The Age of Creativity Festival is coming
Published on 19 September 2018 04:25 PM
‘What makes life worth living?’ It’s the question posed to older people by Age UK’s Index of Wellbeing in Later Life, and according to its findings, creative and cultural participation is high on the list of answers.
As a result, the Age of Creativity Festival is more important than ever. But what is it? Farrell Curran, Head of Cultural Partnerships at Age UK Oxfordshire, explains.
What is the Age of Creativity Festival?
“The Age of Creativity Festival is a celebration across England of older people – anyone over 50, which is half the population – taking part in creative and cultural activities, as audience members, participants, volunteers and artists in their own right,” says Farrell. “It’s all about celebrating taking part in activities, producing amazing work and watching fantastic performances. We do it because it’s fun but also because there are significant benefits.”
The festival, which takes place between 1-14 October, is a part of a much wider project to try to embed creative and cultural participation across Age UKs across England. This project has been running for two years, with Age UK Oxfordshire and Age UK, the national charity, working in partnership.
It’s in response to the Age UK Index of Wellbeing in Later Life, which identified creative and cultural participation as the number one thing that older people feel has a positive impact on their wellbeing.

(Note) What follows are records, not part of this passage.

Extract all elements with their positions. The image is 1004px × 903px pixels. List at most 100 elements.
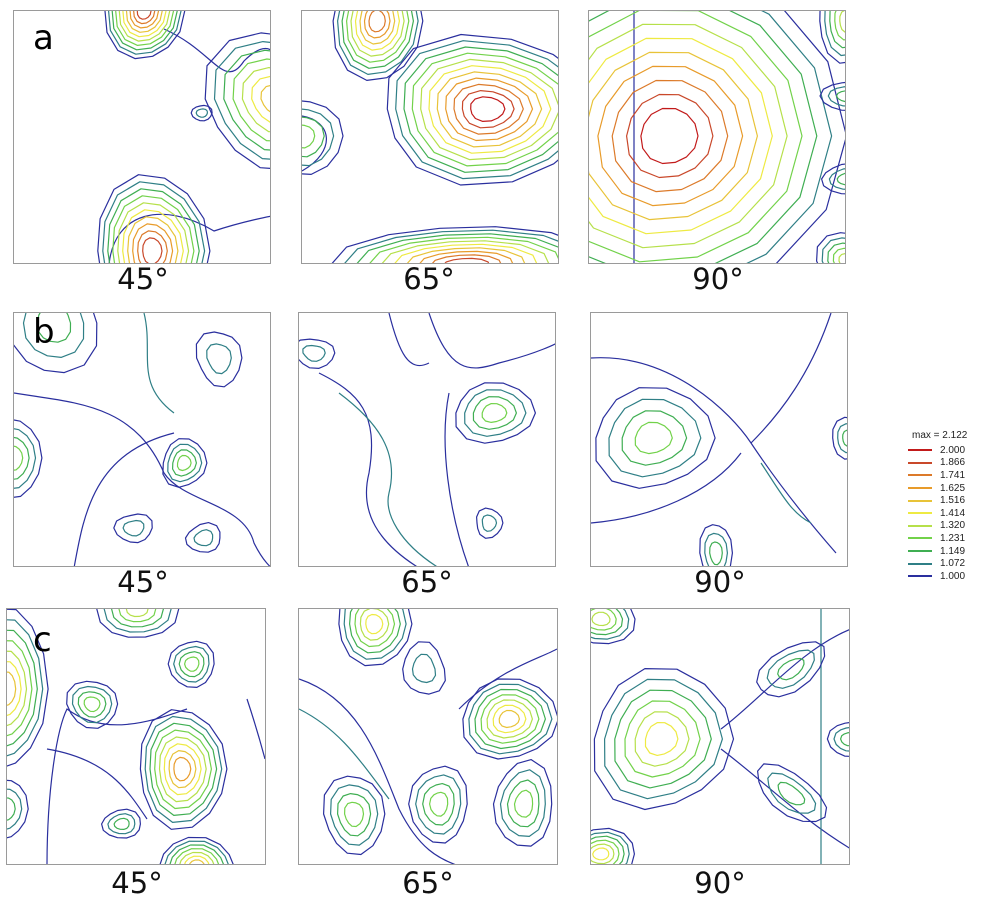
contour-line <box>634 421 673 455</box>
contour-line <box>139 709 228 830</box>
contour-line <box>821 237 845 263</box>
contour-line <box>445 77 534 142</box>
contour-line <box>251 75 270 123</box>
contour-line <box>591 611 611 627</box>
panel-c-90 <box>590 608 850 865</box>
contour-svg <box>7 609 265 864</box>
contour-line <box>73 432 175 566</box>
contour-line <box>164 840 229 864</box>
row-label-b: b <box>33 312 55 352</box>
legend-value: 1.741 <box>940 469 966 481</box>
contour-line <box>832 416 847 460</box>
contour-line <box>826 722 849 757</box>
contour-line <box>102 181 206 263</box>
legend-swatch <box>908 575 932 578</box>
contour-line <box>7 661 22 716</box>
contour-line <box>836 172 845 186</box>
contour-line <box>7 609 49 767</box>
contour-line <box>163 28 270 73</box>
contour-line <box>395 40 558 180</box>
contour-line <box>492 759 553 847</box>
contour-line <box>346 11 410 63</box>
legend-item: 1.741 <box>908 469 1004 482</box>
legend-value: 1.320 <box>940 520 966 532</box>
contour-line <box>591 609 624 636</box>
contour-line <box>624 700 701 778</box>
contour-line <box>760 462 812 524</box>
legend-item: 1.320 <box>908 520 1004 533</box>
contour-line <box>381 240 550 263</box>
contour-line <box>260 85 270 113</box>
contour-line <box>422 783 455 826</box>
contour-svg <box>591 313 847 566</box>
contour-line <box>299 338 336 369</box>
contour-line <box>363 11 391 39</box>
contour-svg <box>299 609 557 864</box>
contour-line <box>167 443 203 483</box>
contour-line <box>117 202 190 263</box>
contour-line <box>472 396 517 430</box>
contour-line <box>604 678 723 800</box>
angle-label: 65° <box>402 866 454 900</box>
contour-line <box>7 671 17 706</box>
contour-line <box>132 223 174 263</box>
contour-line <box>720 748 849 849</box>
contour-line <box>144 715 223 823</box>
legend-value: 1.231 <box>940 532 966 544</box>
legend-item: 1.000 <box>908 570 1004 583</box>
contour-line <box>474 688 546 750</box>
contour-line <box>341 11 414 69</box>
contour-line <box>461 90 515 129</box>
contour-line <box>431 254 502 263</box>
contour-line <box>821 163 845 195</box>
contour-line <box>444 257 490 263</box>
contour-line <box>349 609 401 654</box>
contour-line <box>337 793 372 837</box>
contour-line <box>332 11 424 81</box>
contour-line <box>83 696 101 713</box>
contour-line <box>480 694 540 744</box>
contour-line <box>644 722 679 756</box>
contour-line <box>14 392 270 566</box>
panel-b-65 <box>298 312 556 567</box>
contour-line <box>591 835 625 864</box>
contour-svg <box>97 11 270 263</box>
contour-line <box>591 609 630 640</box>
legend-swatch <box>908 537 932 540</box>
contour-line <box>589 23 788 249</box>
legend-value: 1.866 <box>940 457 966 469</box>
contour-line <box>634 711 690 767</box>
row-label-a: a <box>33 18 54 58</box>
contour-line <box>162 438 208 488</box>
contour-line <box>833 727 849 752</box>
contour-line <box>834 11 845 41</box>
contour-line <box>597 65 744 207</box>
contour-line <box>338 609 413 667</box>
contour-line <box>97 174 211 263</box>
contour-line <box>453 83 524 135</box>
contour-line <box>344 801 365 828</box>
legend-value: 1.072 <box>940 558 966 570</box>
contour-line <box>819 81 845 111</box>
contour-line <box>174 848 220 864</box>
contour-line <box>167 640 215 688</box>
contour-line <box>173 645 210 683</box>
contour-line <box>22 313 85 358</box>
contour-line <box>142 237 163 263</box>
contour-line <box>406 247 526 263</box>
contour-line <box>122 519 145 537</box>
contour-line <box>331 226 558 263</box>
contour-line <box>184 656 200 672</box>
contour-line <box>709 541 723 566</box>
legend-swatch <box>908 449 932 452</box>
contour-line <box>838 252 845 263</box>
contour-svg <box>299 313 555 566</box>
contour-line <box>46 748 148 820</box>
contour-line <box>777 657 805 681</box>
legend-swatch <box>908 562 932 565</box>
contour-line <box>232 58 270 142</box>
contour-line <box>835 90 845 103</box>
contour-line <box>756 641 826 698</box>
contour-line <box>589 37 773 235</box>
contour-line <box>299 678 456 864</box>
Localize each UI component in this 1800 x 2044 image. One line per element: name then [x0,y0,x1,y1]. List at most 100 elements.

According to our summary, ‘social and civic participation and creative and cultural participation are all important, together making up almost 1/8th of total wellbeing in later life. This suggests that active engagement with the world around you is hugely important to us all, whether you go to the opera or participate in a community group.’
The theme for this year’s festival is ‘partnership’ because, as Farrell suggests, “that’s how the best projects are developed.” An eclectic mix of art forms, including literature, music and theatre, will bring that theme to life.
How can people get involved?
“If people are running activities themselves that are creative and suitable for older people, then we can support that by putting it on a national programme, for free, that other people can access,” says Farrell. “And we can support them through the Age of Creativity website, which has a network page on which they can connect up with other professionals who are delivering creative activities for older people.”
There are opportunities for everyone, says Farrell, no matter how mobile. “A lot of what’s in our programme are specialist activities for older people who couldn’t necessarily just walk into their local arts centre and take part, so it’s reaching out to new audiences.”